Barnet Labour says questions to be asked about Ravenscroft GP Plan

Barnet Labour says there are serious questions to be asked about the controversial proposal by the local CCG (Clinical Commissioning Group) to move Ravenscroft GP practice in Golders Green the three and a half miles to Finchley Memorial Hospital in Granville Road, North Finchley.

The move would disadvantage many Ravenscroft patients, particularly older people with mobility problems, who would not be able to make the journey on busy, congested roads to see a doctor or pick up their prescriptions on a regular basis. The CCG is currently consulting on the plan and patients have already protested about it in the local press.

Labour believes there are issues around transparency and accountability and the CCG needs to answer these questions:

What was the competitive process by which Ravenscroft was chosen as the preferred bid to fill empty space at the hospital? Labour understands that there were at least two other bids from GPs in Finchley, one from a single practice and the other from a consortium of six practices in the area, two of which are the closest geographically to Finchley Memorial Hospital. Why choose another medical centre more than twice the distance away?

  

Why has the CCG been inaccurate in what it has said about the proposal? It claims that ‘this is not a practice closure’ yet the paper that went to the council’s Health Overview Scrutiny Committee on November 21, 2018 said that ‘The proposal is that one of these practices Ravenscroft Medical Centre will move into FMH and close their existing premises.’ The CCG says that after the move ‘patients will continue to see the same doctors and nurses,’ but if they cannot make the journey that will clearly not happen.

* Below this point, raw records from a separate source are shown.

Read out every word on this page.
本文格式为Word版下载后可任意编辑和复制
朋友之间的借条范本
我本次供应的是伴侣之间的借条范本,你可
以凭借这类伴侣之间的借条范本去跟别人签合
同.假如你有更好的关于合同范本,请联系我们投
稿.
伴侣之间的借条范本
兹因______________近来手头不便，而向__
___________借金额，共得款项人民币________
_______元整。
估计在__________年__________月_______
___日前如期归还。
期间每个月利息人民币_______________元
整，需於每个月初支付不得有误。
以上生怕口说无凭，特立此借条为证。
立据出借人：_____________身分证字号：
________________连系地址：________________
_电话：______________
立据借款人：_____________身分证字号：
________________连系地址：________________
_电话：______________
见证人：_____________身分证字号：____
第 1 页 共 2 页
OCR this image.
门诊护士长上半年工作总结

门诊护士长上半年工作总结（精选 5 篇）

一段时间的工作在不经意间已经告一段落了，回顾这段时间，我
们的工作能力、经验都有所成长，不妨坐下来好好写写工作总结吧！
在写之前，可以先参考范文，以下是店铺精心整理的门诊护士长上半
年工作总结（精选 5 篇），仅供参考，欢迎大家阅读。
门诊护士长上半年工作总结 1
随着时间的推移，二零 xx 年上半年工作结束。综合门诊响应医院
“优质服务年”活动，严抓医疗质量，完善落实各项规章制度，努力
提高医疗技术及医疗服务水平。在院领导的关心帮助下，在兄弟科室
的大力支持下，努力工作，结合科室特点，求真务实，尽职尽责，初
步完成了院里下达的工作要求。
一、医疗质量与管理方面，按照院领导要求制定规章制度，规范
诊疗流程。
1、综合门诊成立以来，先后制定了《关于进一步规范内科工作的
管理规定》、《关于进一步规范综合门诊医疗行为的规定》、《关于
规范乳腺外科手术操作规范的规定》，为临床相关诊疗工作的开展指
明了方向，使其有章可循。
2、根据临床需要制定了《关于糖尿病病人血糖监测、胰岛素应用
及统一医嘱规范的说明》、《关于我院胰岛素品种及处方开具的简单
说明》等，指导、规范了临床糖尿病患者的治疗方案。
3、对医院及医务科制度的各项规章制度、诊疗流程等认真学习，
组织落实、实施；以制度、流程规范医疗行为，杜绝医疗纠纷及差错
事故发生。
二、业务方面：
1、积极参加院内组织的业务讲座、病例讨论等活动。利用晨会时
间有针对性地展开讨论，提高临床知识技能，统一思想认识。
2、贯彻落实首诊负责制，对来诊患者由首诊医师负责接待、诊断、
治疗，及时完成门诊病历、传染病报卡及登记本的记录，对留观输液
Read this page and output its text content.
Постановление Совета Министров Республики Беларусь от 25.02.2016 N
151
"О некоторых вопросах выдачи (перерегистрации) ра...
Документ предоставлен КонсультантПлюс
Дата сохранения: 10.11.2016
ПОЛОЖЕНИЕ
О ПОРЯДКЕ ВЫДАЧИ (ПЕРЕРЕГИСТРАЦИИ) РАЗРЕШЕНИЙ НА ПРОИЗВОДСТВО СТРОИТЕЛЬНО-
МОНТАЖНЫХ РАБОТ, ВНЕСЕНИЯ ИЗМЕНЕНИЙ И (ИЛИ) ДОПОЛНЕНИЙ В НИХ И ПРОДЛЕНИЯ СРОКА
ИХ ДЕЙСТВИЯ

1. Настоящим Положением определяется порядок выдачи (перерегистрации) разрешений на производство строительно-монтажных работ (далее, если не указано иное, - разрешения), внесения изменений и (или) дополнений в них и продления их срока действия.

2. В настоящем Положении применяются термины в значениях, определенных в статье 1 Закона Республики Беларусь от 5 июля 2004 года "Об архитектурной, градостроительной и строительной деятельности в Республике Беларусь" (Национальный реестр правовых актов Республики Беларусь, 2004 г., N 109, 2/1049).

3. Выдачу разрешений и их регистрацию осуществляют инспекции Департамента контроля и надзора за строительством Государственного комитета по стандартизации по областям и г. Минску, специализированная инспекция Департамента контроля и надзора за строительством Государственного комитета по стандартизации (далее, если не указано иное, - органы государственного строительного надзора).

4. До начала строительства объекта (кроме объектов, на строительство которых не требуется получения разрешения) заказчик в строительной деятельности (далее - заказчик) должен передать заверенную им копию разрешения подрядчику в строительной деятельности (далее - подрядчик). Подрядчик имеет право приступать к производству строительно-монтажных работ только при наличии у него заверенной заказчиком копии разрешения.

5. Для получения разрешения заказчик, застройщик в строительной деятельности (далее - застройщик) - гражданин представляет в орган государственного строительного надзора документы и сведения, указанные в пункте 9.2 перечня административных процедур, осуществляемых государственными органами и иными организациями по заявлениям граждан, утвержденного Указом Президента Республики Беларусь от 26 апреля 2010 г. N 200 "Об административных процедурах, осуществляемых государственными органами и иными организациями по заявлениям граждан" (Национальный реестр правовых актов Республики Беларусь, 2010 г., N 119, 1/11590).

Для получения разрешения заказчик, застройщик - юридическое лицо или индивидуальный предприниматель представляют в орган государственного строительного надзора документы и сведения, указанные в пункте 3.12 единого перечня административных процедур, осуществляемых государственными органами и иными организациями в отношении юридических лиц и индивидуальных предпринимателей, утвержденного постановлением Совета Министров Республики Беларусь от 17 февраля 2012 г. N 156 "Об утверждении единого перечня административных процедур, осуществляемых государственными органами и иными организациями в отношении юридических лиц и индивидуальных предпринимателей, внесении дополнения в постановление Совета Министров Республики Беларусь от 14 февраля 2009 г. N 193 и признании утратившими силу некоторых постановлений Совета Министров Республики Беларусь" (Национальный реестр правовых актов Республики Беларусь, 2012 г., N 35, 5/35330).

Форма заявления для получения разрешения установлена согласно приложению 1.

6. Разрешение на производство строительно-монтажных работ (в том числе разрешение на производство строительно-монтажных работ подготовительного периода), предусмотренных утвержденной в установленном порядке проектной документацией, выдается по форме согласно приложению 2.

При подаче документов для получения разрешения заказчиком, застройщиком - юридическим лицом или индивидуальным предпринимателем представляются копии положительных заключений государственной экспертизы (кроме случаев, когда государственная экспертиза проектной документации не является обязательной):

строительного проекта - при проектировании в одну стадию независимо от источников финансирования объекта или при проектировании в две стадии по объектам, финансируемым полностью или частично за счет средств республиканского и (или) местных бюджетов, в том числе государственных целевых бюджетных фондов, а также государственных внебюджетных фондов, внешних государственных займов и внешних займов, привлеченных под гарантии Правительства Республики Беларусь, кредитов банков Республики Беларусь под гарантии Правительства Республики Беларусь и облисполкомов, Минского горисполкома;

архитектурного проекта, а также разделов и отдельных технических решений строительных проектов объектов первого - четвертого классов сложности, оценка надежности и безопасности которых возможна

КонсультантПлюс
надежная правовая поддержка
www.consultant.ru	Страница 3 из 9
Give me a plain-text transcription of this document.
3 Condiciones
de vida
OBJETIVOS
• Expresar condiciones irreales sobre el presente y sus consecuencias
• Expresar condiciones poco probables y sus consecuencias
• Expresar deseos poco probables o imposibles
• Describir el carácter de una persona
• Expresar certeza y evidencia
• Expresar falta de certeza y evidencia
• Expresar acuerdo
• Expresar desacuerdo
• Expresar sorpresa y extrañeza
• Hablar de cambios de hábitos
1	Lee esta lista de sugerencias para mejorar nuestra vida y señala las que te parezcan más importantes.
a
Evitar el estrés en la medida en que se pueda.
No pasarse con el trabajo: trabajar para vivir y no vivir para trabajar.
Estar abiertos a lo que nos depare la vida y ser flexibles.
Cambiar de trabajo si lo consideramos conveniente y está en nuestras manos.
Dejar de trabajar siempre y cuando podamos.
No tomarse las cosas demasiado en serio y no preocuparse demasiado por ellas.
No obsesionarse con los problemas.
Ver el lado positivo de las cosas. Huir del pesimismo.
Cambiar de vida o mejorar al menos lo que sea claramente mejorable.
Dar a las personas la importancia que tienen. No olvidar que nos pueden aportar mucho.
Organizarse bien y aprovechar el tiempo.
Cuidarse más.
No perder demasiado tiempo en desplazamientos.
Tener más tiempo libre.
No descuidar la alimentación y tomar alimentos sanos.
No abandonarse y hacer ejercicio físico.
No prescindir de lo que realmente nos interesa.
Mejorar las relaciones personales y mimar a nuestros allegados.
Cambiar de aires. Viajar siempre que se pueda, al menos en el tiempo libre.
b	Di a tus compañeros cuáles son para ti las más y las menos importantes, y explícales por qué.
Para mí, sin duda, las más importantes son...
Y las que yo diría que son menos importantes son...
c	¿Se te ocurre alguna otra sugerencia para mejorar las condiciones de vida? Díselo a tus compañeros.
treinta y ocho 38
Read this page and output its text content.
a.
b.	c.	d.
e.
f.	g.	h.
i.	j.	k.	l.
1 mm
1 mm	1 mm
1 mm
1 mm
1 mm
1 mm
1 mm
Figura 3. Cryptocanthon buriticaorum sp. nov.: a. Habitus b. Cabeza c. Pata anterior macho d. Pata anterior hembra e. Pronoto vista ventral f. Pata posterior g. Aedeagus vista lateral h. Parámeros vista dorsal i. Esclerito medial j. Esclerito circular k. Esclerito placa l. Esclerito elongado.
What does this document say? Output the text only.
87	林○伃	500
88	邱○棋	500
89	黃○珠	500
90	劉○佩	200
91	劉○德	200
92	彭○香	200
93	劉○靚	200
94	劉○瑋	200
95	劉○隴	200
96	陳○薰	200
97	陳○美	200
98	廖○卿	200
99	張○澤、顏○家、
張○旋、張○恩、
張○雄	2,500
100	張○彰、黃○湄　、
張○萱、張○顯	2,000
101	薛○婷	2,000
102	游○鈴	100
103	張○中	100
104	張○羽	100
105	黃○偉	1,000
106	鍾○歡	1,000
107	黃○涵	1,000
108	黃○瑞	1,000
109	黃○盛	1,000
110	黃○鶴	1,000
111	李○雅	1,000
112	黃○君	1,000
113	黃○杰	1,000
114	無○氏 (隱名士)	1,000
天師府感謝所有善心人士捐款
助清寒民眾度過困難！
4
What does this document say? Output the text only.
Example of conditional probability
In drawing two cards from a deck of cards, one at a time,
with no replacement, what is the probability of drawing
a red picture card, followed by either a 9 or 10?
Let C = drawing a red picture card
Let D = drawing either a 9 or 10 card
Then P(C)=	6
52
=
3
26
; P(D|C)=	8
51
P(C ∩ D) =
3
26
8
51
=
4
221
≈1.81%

How much has the proposal been driven by the thousands of pounds that the CCG has been paying for the empty space at Finchley Memorial Hospital? Previous plans to encourage GPs to move there fell down on the rents and service charges they were faced with. The CCG now says it will subsidise these payments for the successful practice for a period of 10 years. How much will the subsidy amount to?

Cllr Anne Hutton, Labour lead on the health overview scrutiny committee said, “Labour has no objection in principle to the co-locating of GPs with other medical services. But this proposal does not take the needs of Ravenscroft patients into account, and I understand that other GP practices are unhappy about potentially having to take those who do not want to make the journey. These are serious concerns that deserve to be answered.”